Description

On National Milk Day, Farmer John is offering exclusive prices on buckets of milk! He has $N$ ($1 \leq N \leq 10^5$) deals numbered from $1$ to $N$. For the $i$'th deal, he is offering $2^{i-1}$ buckets of milk for $a_i$ ($1 \leq a_i \leq 10^9, a_i < a_{i+1}$) moonies. The same deal may be taken any non-negative integer number of times.

You are thinking about $Q$ ($1 \leq Q \leq 10^4$) independent queries. For each query, you have an integer $x$ ($1 \leq x \leq 10^9$) in mind and wonder what is the minimum cost to purchase at least $x$ buckets of milk.

Input Format

The first line contains two integers $N$ and $Q$.

The following line contains $a_1, a_2, \ldots, a_N$.

Each of the following $Q$ lines contains an integer $x$, representing a query.

Output Format

For each query, output the minimum cost on a new line.

Note that the large size of integers involved in this problem may require the use of 64-bit integer data types (e.g., a "long long" in C/C++).

2 4
10 15
1
2
6
7

10
15
45
55

4 10
10 25 30 70
1
2
3
4
5
6
7
8
15
101

10
20
30
30
40
50
60
60
120
760

Hint

Sample 1 Explanation

In the example above, Farmer John is offering 2 deals: 1 bucket of milk for 10 moonies and 2 buckets of milk for 15 moonies. The cheapest cost to buy 1 bucket is just the cost of the 1 bucket deal and the cheapest cost to buy 2 buckets is just the cost of the 2 bucket deal.

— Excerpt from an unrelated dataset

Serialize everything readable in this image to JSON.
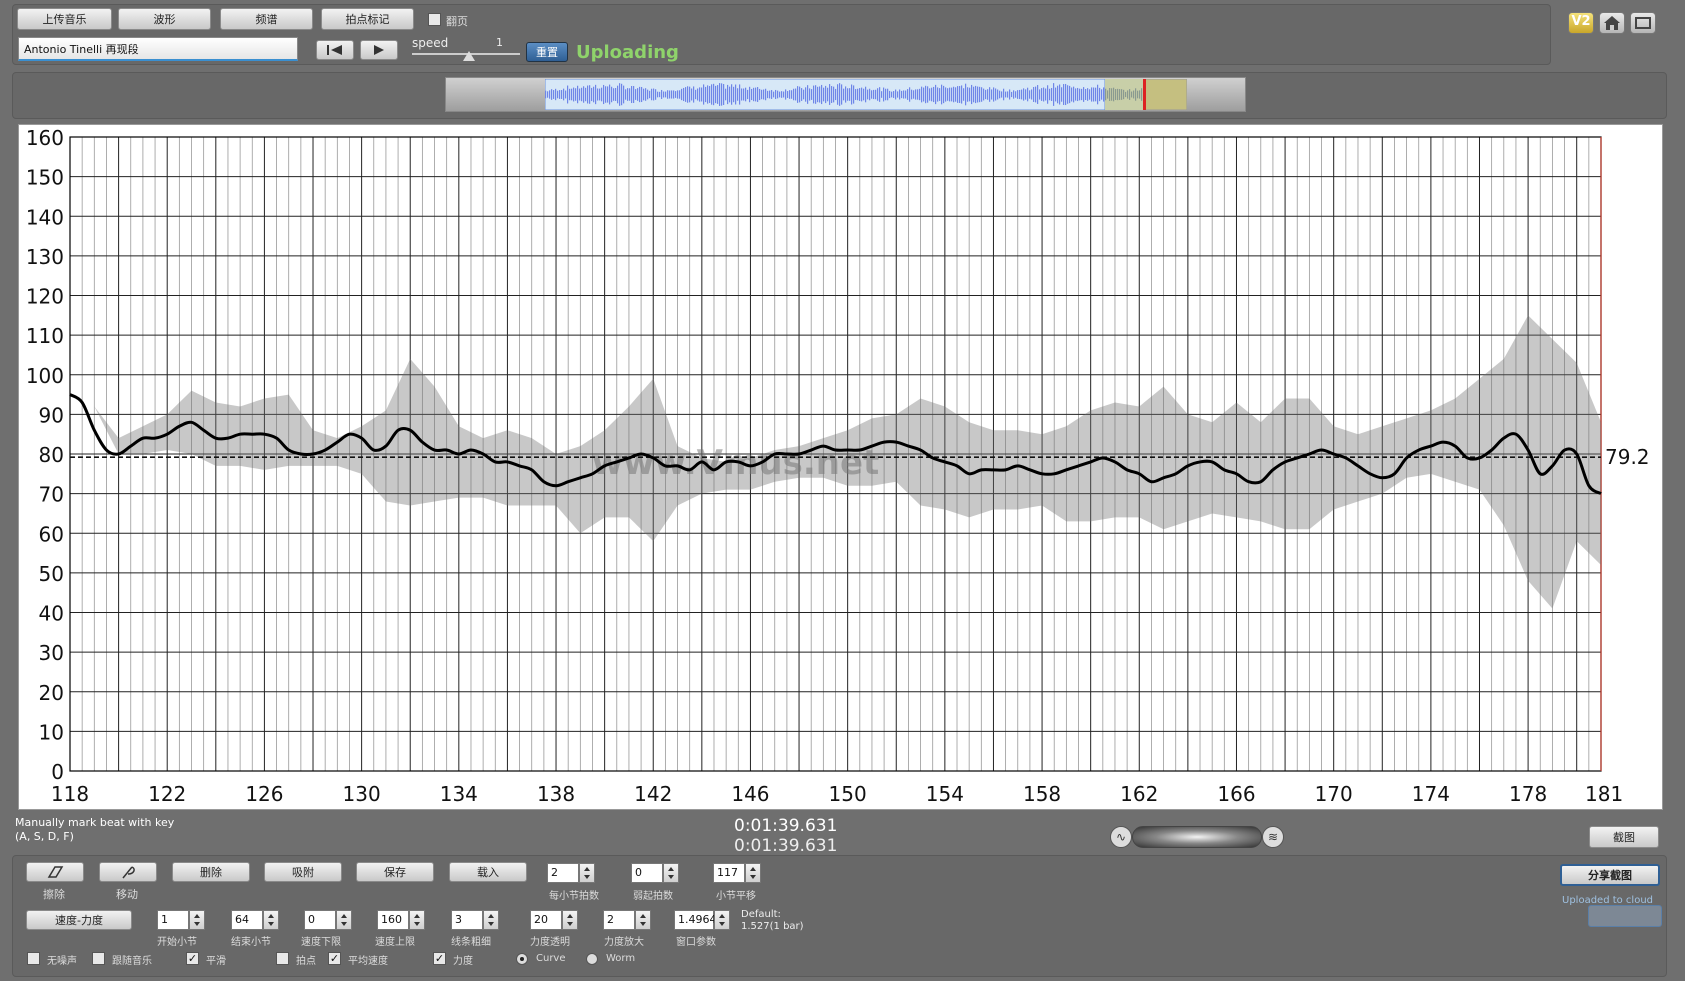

To get 6 buckets, the cheapest way is to purchase 3 of the 2 bucket deal for a total of 45 moonies.

To get 7 buckets, the cheapest way is to purchase 3 of the 2 bucket deal and 1 of the 1 bucket deal for a total of 55 moonies.

Sample 2 Explanation

In this example, Farmer John is offering a total of 4 deals for 1, 2, 4, and 8 buckets. For each of the 10 queries, the corresponding output indicates the minimum cost to purchase at least that amount of milk. Sometimes, it is cheaper to purchase more than the specified amount.

SCORING:

• Inputs 3-4: $N \leq 2$
• Inputs 5-8: $N \leq 10$
• Inputs 9-16: No additional constraints.